The design of diffusion-related mask tokens contributes significantly to generation quality; using fixed mask tokens increases the nuScenes FVD by approximately 10%.
In long-term rollout scenarios (15-second, 7-step autoregressive), MaskGWM's advantage is even more prominent, indicating that the structural understanding provided by mask reconstruction is more robust against error accumulation.
Row-wise masking consistently outperforms random masking in driving scenes, validating the effectiveness of the row-wise spatial structure prior of driving environments.

Highlights & Insights¶

The fusion idea of diffusion and MAE is ingenious: instead of simply stacking two losses, it deeply integrates the two learning paradigms through diffusion-aware mask tokens and row-wise masking designs, allowing generation capability and representation learning to mutually benefit.
The utilization of domain priors in row-wise masking is noteworthy: the structural characteristics of driving scenes (vertical stratification of ground-vehicles-sky) are cleverly encoded into the masking strategy. This approach of integrating domain knowledge into pre-training task design can be transferred to other scenarios with clear spatial structures.
Demonstrating the value of mask reconstruction from a generalization perspective: While most MAE works focus on downstream fine-tuning performance, this paper proves the unique value of feature-level reconstruction from the angles of generalization and long-term reasoning in world models.

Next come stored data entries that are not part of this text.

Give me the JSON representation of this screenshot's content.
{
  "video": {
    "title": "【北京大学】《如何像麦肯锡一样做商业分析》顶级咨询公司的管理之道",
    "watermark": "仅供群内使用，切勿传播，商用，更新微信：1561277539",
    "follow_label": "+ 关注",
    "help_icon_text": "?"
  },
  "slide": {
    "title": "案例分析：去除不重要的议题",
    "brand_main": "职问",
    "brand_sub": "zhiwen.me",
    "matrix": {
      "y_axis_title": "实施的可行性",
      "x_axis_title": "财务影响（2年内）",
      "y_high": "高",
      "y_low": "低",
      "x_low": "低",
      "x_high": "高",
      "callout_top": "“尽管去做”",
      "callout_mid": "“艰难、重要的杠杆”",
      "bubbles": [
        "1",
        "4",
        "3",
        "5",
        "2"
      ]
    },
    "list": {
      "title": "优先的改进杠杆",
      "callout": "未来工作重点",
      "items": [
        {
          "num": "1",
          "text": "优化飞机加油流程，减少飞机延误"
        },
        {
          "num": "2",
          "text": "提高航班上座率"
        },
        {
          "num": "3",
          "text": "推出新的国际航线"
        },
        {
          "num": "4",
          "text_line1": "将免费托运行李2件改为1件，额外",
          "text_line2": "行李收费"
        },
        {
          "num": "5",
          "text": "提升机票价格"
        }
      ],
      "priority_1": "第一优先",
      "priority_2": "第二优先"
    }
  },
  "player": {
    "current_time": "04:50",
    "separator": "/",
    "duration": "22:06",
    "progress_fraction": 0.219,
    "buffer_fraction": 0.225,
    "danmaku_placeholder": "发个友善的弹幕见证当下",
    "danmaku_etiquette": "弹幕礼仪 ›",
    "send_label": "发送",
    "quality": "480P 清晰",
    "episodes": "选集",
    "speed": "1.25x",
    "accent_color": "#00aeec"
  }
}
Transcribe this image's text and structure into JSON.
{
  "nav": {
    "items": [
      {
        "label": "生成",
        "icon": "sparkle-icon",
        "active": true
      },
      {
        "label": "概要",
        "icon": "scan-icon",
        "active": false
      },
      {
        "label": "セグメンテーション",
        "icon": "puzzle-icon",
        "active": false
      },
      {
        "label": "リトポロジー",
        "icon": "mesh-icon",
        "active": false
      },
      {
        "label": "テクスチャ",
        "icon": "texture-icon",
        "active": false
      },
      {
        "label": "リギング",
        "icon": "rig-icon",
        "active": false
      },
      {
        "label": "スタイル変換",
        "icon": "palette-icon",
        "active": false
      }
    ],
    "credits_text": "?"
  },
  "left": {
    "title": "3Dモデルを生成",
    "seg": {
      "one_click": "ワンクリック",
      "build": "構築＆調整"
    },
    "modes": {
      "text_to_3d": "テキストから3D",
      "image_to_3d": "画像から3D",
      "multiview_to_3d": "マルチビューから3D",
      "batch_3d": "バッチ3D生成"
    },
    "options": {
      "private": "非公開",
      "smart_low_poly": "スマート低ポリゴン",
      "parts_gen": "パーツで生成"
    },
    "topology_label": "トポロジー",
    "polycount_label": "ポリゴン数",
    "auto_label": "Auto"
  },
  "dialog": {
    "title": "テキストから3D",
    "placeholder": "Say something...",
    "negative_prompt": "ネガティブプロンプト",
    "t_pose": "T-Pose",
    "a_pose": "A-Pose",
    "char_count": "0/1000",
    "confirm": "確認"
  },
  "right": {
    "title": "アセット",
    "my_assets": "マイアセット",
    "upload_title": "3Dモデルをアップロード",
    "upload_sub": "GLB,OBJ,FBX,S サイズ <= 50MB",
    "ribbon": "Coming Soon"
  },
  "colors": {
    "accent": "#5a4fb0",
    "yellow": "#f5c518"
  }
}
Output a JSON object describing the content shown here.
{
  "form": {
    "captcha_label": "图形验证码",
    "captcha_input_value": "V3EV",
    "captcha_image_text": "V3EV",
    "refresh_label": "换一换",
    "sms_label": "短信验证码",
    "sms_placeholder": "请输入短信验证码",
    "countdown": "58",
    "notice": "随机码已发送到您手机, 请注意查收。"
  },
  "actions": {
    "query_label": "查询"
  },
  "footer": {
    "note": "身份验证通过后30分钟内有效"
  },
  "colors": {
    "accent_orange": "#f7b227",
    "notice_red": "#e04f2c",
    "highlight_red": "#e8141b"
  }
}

Limitations & Future Work¶

Limited scene complexity: Experiments are mainly conducted in structured road scenes, and performance in complex scenarios such as dense urban traffic and extreme weather is not fully validated.
Error accumulation still exists in autoregressive long-term generation: Although much better than the baseline, the quality of videos over 15 seconds still decreases significantly.
The row-wise masking strategy relies on a strong assumption about driving scenes (row-wise spatial structure); migrating to other video generation tasks requires redesigning the masking strategy.
The evaluation of multi-view geometric consistency is relatively limited, lacking validation on downstream tasks such as depth estimation.

vs Vista: Vista is a prior SOTA driving world model based on an SVD fine-tuning scheme. MaskGWM switches to the DiT architecture and introduces mask reconstruction, significantly outperforming Vista across all metrics. This demonstrates that the DiT with auxiliary tasks route is superior to the pure diffusion generation route.
vs DriveDreamer / GenAD: These methods focus on control precision under conditions, while MaskGWM emphasizes generalization and long-term sequencing, making their focus areas complementary.
vs MAE / VideoMAE: Classical masked autoencoding methods are used for representation learning. MaskGWM innovatively introduces this to generative model training, resolving the compatibility issues between MAE and diffusion models.

Rating¶

Novelty: ⭐⭐⭐⭐ The integration of mask reconstruction and diffusion generation is innovative, though individual components are somewhat engineering-oriented.
Experimental Thoroughness: ⭐⭐⭐⭐ Covers three datasets, two task scenarios, and detailed ablations, but lacks evaluation of downstream planning.
Writing Quality: ⭐⭐⭐⭐ Clear structure and well-explained motivation.
Value: ⭐⭐⭐⭐ Provides an effective generalization enhancement scheme for driving world models, with open-source code adding practical value.